Chaque lieu a donc sa spécificité, son fonctionnement, son mode de financement, sa communauté, invitant aux rencontres informelles et favorisant la créativité et les projets collectifs. Par définition, ces espaces sont très ancrés dans leurs territoires, adaptés à des contextes géographiques locaux, au point même que des labels nationaux, comme celui de « Fabrique de territoire » et de « Manufacture de proximité » sont décernés par le ministère de la Cohésion des territoires et des relations avec les collectivités territoriales. Des labels régionaux sont aussi élaborés au sein de certaines régions comme en Normandie, dans le Grand-Est ou en Occitanie, avec des critères qui sont propres à chacune.
Une autre forme de laboratoire
Pour autant, ces spécificités n’éloignent pas les tiers-lieux des impératifs de la recherche scientifique. Sur le tiers-lieu du 100e singe, « on expérimente l’agriculture et beaucoup d’anciens scientifiques apportent leurs connaissances pour se reconvertir dans le maraîchage hors-labo », relève Nadja. Il existe donc encore une distance entre les laboratoires académiques et les tiers-lieux, mais qui tend à s’effacer.
Mathieu Hanemian - chargé de recherche au sein du laboratoire des Interactions Plantes-Microorganismes d'INRAE - et Hélène Guétat - sociologue rattachée à l’équipe LISST-dynamiques rurales de l’ENSFEA et co-fondatrice du tiers-lieu situé sur le site de Brassacou en Ariège - ont répondu à un appel à projet sur la thématique des cultures associées.
Cette mosaïque de laboratoires citoyens rend difficile une généralisation des fonctionnements des tiers-lieux. C’est pour cette raison qu’un important travail de repérage est nécessaire afin de distinguer toutes les possibilités de partenariats scientifiques qui peuvent exister.
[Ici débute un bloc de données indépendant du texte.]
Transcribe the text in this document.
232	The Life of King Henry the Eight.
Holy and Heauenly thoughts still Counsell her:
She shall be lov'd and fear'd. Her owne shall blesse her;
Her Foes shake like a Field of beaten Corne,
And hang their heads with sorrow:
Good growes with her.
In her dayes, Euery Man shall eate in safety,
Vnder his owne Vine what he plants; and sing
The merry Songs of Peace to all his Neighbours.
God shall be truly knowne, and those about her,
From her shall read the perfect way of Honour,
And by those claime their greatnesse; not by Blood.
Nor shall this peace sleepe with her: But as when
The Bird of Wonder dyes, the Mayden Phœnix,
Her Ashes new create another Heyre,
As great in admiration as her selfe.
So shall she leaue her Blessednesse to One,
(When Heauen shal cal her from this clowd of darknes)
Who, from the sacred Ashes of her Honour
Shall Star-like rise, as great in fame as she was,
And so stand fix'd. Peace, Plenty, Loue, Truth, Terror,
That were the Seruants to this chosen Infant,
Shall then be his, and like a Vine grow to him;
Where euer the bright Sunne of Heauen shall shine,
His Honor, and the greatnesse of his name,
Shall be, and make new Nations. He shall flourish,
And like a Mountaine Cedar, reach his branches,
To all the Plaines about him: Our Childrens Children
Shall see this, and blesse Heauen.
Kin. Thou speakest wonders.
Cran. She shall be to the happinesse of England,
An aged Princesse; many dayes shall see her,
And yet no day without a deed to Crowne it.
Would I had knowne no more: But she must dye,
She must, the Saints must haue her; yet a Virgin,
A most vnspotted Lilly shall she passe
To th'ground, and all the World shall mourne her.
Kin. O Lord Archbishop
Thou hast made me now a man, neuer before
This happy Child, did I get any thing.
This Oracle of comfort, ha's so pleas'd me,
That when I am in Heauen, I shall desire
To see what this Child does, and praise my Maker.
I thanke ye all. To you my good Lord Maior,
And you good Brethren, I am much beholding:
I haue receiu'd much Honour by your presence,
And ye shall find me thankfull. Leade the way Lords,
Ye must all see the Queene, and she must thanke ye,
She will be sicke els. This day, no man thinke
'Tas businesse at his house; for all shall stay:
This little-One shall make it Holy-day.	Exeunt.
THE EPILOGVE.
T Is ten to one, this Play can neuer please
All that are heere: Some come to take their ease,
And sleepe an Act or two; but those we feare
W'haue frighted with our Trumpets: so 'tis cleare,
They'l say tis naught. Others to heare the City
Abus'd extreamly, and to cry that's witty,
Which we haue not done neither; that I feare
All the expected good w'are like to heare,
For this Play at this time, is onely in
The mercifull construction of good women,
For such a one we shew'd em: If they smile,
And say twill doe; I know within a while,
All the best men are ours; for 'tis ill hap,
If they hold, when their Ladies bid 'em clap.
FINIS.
Une réflexion est en cours avec France Tiers-Lieux pour faire apparaître dans sa cartographie nationale les différents tiers-lieux nourriciers désirant collaborer avec des chercheurs et/ou ayant une activité de recherche, pour faciliter la mise en lien de scientifiques voulant s’investir avec leurs concitoyens, non seulement pour rendre la science plus participative, mais aussi coproduire des connaissances et innovations nouvelles, avec toute la rigueur que la science suppose.
Le pôle DipSO-SenS pour vous aider
"Chargée de mission dans le pôle DipSO-SenS, mon objectif est de créer des passerelles entre les scientifiques et les tiers-lieux et de favoriser des collaborations. Depuis 2022, je vais régulièrement à la rencontre des tiers-lieux nourriciers en Occitanie pour explorer les modalités de collaboration entre ces tiers lieux et la recherche. D'autre part, je représente l'institut dans le groupe de travail "Recherche", créé en 2023 avec l'Association Nationale des Tiers-Lieux."
Catherine Tailleux
Contact : catherine.tailleux@inrae.fr
Tiers-lieux nourriciers en Occitanie
L'exploration des tiers-lieux a démarré par un travail d'identification des tiers-lieux nourriciers en Occitanie.
Voici ceux que le pôle DipSO-SenS a identifiés :
Trois exemples de recherches participatives en tiers-lieux
Dans ce webinaire organisé par le groupe de travail "Recherche" impliquant INRAE et l'Association Nationale des Tiers-Lieux, vous découvrirez trois tiers-lieux :
- La Vigotte (à partir de 0min)
- Le Laboratoire Tous chercheurs (à partir de 14min34)
- Le Dôme (à partir de 25min37)
Rédaction : Pierre-Yves Lerayer (journaliste) avec l’appui de Catherine Tailleux, Marco Barzman, Jean-Baptiste Merilhou, Delphine Mézière (pôle DipSO-SenS d'INRAE)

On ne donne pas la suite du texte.